The first 512 bytes of the image file contain the image header, and image loading information records. This contains all the information needed by the net boot process as to where data is to be loaded.
The magic number (in time-honoured tradition (well why not?)) is:
0 = 36h 1 = 13h 2 = 03h 3 = 1Bh
Apart from the two magic numbers, all words and double words are in PC native endian.
Including the initial magic number the header record is:
+---------------------+ | | | Initial Magic No. | 4 bytes +---------------------+ | | | Flags and length | double word +---------------------+ | | | Location Address | double word in ds:bx format +---------------------+ | | | Execute Address | double word in cs:ip format +---------------------+
The Location address is where to place the 512 bytes. The net boot process does this before loading the rest of the image. The location address cannot be one of the reserved locations mentioned above, but must be an address lower than 100000h.
The rest of the image must not overwrite these initial 512 bytes, placed at the required location. The writing of data by the net boot process into these 512 bytes is deprecated. These 512 bytes must be available for the image to interogate once it is loaded and running.
The execute address is the location in cs:ip of the initial instruction once the full image has been loaded. This must be lower than 100000h, since the initial instructions will be executed in 8086 mode. When the jump (actaully a far call) is made to the boot image, the stack contains a far return address, with a far pointer parameter above that, pointing to the location of this header.
The flags and length field is broken up in the following way:
Bits 0 to 3 (lowest 4 bits) define the length of the non vendor header in double words. Currently the value is 4.
Bits 4 to 7 define the length required by the vendor extra information in double words. A value of zero indicates no extra vendor information.
(gk)Bit 8 is set if the boot image can return to the net boot process after execution. If this bit is not set the boot image does never return to the net boot process, and the net boot program has to set the system into a clean state before calling the boot image.
Bits 9 to 31 are reserved for future use and must be set to zero.(gk)
After this header, and any vendor header, come the image loading information records. These specify where data is to be loaded, how long it is, and communicates to the loaded image what sort of data it is.
The format of each image loading information record is :
+---------------------+ | Flags, tags and | double word | lengths | +---------------------+ | | | Load Address | double word +---------------------+ | | | Image Length | double word +---------------------+ | | | Memory Length | double word +---------------------+
Each image loading information record follows the previous, or the header.
The memory length, image length and load address fields are unsigned 32 numbers. They do not have the segment:offset format used by the 8086.
The flags, tags and lengths field is broken up as follows:
Bits 0 to 3 (lowest 4 bits) are the length of the non vendor part of this header in double words. Currently this value is 4.
Bits 4 to 7 indicate the length of any vendor information, in double words.
Bits 8 to 15 are for vendor's tags. The vendor tag is a private number that the loaded image can use to determine what sort of image is at this particular location.
Bits 16 to 23 are for future expansion and should be set to zero.
Bits 24 to 31 are for flags, which are defined later.
Vendors may place further information after this information record, and before the next.
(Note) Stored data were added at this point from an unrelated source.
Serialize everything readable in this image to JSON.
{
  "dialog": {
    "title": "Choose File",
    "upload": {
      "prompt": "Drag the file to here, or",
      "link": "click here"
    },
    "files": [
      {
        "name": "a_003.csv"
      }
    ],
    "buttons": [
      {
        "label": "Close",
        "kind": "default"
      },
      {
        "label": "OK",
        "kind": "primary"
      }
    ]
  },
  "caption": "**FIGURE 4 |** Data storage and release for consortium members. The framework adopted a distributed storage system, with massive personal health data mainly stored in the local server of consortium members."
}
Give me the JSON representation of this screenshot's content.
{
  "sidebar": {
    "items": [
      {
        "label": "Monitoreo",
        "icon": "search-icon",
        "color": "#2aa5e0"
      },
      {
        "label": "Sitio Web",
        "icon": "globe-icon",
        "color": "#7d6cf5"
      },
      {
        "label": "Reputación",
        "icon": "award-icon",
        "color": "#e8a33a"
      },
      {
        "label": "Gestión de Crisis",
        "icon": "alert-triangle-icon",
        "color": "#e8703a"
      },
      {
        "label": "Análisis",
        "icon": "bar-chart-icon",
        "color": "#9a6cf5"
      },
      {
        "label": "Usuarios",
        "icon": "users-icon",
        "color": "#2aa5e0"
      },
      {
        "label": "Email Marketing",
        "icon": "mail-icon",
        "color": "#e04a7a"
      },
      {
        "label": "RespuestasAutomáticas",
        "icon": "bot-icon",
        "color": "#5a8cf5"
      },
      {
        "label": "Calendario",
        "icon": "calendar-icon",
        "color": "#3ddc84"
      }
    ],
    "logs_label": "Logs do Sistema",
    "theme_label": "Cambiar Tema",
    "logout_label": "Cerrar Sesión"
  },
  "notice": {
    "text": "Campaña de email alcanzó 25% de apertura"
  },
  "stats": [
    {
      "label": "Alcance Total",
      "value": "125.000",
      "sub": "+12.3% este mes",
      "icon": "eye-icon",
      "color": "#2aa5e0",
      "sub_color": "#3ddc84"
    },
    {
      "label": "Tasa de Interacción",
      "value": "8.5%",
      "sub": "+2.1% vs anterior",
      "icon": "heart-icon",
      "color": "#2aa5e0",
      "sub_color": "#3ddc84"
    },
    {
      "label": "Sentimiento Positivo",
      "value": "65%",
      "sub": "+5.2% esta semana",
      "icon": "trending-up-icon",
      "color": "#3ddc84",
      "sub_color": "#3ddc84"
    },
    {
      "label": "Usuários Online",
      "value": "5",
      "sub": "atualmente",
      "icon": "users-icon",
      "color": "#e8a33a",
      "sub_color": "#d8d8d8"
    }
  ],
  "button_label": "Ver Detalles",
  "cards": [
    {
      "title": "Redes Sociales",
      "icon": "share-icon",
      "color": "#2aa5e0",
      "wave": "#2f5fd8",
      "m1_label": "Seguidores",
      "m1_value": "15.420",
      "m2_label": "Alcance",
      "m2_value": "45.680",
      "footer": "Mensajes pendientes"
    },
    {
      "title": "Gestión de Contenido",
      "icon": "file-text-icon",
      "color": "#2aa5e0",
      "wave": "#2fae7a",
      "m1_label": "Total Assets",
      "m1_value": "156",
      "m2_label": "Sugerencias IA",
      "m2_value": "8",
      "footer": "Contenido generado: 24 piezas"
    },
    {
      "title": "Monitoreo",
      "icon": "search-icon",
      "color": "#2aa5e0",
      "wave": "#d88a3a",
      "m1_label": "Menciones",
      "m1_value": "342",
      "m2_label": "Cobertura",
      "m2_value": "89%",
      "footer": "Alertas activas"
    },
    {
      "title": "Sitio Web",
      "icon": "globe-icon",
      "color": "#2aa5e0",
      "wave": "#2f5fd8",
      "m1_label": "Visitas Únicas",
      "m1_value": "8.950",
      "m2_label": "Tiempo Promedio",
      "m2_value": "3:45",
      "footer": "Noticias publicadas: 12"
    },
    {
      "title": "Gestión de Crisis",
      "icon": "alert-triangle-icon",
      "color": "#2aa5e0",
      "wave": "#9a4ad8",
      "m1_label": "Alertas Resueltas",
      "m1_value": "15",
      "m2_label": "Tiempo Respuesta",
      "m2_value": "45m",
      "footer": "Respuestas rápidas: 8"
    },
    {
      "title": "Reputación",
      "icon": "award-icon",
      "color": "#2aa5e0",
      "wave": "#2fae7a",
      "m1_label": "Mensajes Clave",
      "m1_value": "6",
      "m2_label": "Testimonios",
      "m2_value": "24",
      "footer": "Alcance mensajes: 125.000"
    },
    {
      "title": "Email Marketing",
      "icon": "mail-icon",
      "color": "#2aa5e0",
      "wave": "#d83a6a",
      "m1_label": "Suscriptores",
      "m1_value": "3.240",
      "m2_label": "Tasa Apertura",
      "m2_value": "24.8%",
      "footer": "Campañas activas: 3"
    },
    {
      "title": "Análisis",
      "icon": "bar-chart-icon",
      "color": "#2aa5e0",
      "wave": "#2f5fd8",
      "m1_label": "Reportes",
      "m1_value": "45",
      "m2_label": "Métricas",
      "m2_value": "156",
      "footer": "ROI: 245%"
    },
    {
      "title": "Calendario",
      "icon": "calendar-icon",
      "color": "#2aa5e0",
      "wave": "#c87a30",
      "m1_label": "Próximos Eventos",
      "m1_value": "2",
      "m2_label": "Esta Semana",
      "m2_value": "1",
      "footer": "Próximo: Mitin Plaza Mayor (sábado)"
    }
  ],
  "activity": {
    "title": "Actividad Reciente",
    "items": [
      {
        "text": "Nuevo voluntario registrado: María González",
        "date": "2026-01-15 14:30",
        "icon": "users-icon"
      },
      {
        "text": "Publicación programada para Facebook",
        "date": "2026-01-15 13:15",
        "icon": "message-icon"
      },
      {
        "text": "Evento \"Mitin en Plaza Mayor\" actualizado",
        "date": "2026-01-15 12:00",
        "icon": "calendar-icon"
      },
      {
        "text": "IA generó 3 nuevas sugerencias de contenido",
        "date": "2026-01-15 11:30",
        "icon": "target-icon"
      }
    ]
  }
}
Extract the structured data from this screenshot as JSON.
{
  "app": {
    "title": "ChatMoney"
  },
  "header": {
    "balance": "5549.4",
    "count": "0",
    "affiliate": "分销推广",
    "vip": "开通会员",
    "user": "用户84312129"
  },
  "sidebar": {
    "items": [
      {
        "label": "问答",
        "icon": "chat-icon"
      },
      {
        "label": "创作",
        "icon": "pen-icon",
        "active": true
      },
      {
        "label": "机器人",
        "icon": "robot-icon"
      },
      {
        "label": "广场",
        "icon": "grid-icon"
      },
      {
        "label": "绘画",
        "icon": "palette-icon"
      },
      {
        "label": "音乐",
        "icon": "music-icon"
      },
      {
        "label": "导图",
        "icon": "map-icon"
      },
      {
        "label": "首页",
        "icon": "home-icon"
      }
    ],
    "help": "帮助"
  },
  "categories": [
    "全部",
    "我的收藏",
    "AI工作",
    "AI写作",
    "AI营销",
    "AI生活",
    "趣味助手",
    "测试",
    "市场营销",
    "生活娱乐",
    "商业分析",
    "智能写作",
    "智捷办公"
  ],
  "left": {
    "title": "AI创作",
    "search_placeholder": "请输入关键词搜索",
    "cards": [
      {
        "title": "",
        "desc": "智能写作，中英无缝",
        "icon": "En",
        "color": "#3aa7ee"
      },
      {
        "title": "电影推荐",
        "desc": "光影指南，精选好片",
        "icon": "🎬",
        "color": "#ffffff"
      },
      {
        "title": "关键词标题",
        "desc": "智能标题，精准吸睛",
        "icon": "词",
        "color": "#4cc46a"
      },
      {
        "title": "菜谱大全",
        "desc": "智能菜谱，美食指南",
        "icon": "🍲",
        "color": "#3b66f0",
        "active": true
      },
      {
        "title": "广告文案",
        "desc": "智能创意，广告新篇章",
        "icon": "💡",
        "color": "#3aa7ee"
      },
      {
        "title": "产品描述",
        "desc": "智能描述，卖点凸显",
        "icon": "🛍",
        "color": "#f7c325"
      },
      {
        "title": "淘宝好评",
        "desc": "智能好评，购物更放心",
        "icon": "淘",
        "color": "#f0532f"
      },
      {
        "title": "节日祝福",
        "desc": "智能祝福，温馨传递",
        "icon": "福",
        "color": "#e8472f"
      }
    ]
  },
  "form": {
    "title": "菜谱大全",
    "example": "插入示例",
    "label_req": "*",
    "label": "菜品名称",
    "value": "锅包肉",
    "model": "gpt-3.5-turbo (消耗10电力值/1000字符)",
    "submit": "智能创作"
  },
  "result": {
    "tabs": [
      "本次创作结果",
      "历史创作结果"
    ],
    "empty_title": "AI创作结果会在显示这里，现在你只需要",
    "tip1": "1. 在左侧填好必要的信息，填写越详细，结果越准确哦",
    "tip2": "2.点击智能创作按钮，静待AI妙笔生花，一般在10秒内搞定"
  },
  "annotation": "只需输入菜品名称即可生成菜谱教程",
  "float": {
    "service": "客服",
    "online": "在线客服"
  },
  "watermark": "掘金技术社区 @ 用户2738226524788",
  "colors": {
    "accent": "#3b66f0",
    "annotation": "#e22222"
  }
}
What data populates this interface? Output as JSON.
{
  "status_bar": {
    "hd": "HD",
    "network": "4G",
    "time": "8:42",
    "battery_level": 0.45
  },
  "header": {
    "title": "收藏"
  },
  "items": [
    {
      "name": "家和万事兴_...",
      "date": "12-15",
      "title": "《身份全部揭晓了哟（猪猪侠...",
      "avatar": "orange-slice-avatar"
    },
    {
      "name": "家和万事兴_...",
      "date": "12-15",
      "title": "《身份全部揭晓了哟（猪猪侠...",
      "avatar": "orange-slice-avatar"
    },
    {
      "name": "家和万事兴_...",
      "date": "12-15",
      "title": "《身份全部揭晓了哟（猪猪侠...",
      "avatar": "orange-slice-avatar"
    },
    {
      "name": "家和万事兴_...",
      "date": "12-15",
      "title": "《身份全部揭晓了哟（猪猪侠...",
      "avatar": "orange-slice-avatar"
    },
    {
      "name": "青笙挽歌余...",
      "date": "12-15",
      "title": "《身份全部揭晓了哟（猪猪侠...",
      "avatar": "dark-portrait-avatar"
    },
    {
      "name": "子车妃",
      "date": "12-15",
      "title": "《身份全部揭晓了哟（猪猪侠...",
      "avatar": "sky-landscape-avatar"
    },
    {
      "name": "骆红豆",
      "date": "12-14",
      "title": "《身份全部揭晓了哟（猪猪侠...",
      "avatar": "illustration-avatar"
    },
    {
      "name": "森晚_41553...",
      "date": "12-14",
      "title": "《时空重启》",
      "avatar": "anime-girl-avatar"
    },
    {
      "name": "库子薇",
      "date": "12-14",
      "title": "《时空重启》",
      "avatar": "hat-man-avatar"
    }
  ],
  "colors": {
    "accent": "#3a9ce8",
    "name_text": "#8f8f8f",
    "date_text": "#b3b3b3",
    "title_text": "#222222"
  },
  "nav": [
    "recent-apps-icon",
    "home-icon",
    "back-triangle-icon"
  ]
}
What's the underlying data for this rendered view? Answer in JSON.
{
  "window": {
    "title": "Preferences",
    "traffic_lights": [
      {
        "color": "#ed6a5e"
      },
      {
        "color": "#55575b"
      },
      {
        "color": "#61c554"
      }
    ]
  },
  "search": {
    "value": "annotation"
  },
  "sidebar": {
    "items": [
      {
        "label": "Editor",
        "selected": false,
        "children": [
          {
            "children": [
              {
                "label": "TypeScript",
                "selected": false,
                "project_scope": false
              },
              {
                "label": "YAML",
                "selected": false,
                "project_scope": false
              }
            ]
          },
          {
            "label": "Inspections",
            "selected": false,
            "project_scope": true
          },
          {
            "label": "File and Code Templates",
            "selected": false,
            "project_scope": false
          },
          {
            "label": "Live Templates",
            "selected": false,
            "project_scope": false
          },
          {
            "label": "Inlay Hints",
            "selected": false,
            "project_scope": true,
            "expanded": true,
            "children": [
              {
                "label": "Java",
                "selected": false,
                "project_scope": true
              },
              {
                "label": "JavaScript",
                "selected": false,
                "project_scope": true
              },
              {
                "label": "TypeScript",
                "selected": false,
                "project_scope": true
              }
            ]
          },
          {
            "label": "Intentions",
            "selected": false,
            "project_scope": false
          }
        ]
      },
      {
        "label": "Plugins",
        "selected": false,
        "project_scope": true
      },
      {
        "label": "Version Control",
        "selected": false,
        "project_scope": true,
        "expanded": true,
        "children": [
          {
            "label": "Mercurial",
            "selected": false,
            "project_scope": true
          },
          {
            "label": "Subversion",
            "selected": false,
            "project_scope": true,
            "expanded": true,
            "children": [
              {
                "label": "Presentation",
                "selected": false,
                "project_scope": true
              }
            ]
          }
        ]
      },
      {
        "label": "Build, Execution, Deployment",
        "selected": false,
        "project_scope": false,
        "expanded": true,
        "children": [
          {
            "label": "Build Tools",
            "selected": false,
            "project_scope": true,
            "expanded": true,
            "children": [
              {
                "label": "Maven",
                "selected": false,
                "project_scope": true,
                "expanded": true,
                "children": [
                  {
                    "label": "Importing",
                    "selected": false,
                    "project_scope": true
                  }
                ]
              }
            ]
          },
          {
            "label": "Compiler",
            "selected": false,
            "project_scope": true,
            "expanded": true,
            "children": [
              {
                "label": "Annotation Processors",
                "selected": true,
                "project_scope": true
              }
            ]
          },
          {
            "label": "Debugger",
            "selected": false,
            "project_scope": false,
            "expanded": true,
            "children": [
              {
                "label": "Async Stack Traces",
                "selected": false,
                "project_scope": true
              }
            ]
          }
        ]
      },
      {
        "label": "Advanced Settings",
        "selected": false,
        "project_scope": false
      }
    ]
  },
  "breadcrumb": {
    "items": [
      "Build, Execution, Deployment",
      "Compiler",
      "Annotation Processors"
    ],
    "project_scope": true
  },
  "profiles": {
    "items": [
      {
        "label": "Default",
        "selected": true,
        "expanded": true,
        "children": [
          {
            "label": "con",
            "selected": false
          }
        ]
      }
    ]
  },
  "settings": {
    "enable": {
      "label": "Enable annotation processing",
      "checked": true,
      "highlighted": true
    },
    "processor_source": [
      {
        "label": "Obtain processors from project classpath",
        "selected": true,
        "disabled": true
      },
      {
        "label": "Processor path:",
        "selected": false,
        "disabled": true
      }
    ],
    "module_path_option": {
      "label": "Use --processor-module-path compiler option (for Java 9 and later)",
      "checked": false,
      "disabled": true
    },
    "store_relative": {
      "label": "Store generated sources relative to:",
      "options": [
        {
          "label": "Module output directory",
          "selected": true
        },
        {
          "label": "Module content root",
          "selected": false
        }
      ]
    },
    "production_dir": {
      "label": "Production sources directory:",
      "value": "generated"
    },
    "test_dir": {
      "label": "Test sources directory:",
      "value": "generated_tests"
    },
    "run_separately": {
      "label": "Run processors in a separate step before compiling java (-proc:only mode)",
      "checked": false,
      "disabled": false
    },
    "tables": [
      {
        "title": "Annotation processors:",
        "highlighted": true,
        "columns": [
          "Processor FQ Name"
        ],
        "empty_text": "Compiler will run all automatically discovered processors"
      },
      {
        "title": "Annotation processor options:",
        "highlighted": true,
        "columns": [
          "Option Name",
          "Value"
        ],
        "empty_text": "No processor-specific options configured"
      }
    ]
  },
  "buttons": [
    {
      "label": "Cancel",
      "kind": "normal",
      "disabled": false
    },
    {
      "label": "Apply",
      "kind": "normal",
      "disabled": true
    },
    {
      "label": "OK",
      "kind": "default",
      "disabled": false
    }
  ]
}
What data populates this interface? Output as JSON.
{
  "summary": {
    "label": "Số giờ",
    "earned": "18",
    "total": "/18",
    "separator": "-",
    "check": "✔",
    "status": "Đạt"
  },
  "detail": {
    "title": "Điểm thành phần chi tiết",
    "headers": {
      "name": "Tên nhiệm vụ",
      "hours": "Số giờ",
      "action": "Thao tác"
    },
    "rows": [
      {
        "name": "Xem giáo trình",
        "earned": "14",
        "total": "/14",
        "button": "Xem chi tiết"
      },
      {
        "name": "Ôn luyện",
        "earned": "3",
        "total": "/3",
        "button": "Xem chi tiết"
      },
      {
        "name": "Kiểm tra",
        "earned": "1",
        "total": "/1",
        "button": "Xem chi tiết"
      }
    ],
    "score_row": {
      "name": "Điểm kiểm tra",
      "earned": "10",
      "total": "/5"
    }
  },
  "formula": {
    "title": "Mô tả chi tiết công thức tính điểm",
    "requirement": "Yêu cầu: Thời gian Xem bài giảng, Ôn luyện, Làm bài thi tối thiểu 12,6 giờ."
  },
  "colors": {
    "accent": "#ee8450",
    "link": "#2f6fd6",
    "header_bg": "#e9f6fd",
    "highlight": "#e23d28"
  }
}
Each information record may have a different vendor length.
There are two restrictions on vendor information.
One is that the header and all information records that the net boot process is to use fall within the first 512 bytes.
The second restriction is that the net boot process must ignore all vendor additions. The net boot process may not overwrite vendor supplied information, or other undefined data in the initial 512 bytes.
The flags are used to modify the load address field, and to indicate that this is the last information record that the net boot process should use.
Bit 24 works in conjunction with bit 25 to specify the meaning of the load address.
B24 B25 0 0 load address is an absolute 32 number 1 0 add the load address to the location one past the last byte of the memory area required by the last image loaded. If the first image, then add to 512 plus the location where the 512 bytes were placed 0 1 subtract the load address from the one past the last writeable location in memory. Thus 1 would be the last location one could write in memory. 1 1 load address is subtracted from the start of the last image loaded. If the first image, then subtract from the start of where the 512 bytes were placed
(For convenience bit 24 is byte 0 of the flag field)
Bit 26 is the end marker for the net boot process. It is set when this is the last information record the net boot process should look at. More records may be present, but the net boot process will not look at them. (Vendors can continue information records out past the 512 boundary for private use in this manner).
The image length tells the net boot process how many bytes are to be loaded. Zero is a valid value. This can be used to mark memory areas such as shared memory for interprocessor communication, flash eproms, data in eproms.
The image length can also be different from the memory length. This allows decompression programs to fluff up the kernel image. It also allows a file system to be larger then the loaded file system image.
Bits 27 through 31 are not defined as yet and must be set to zero until they are.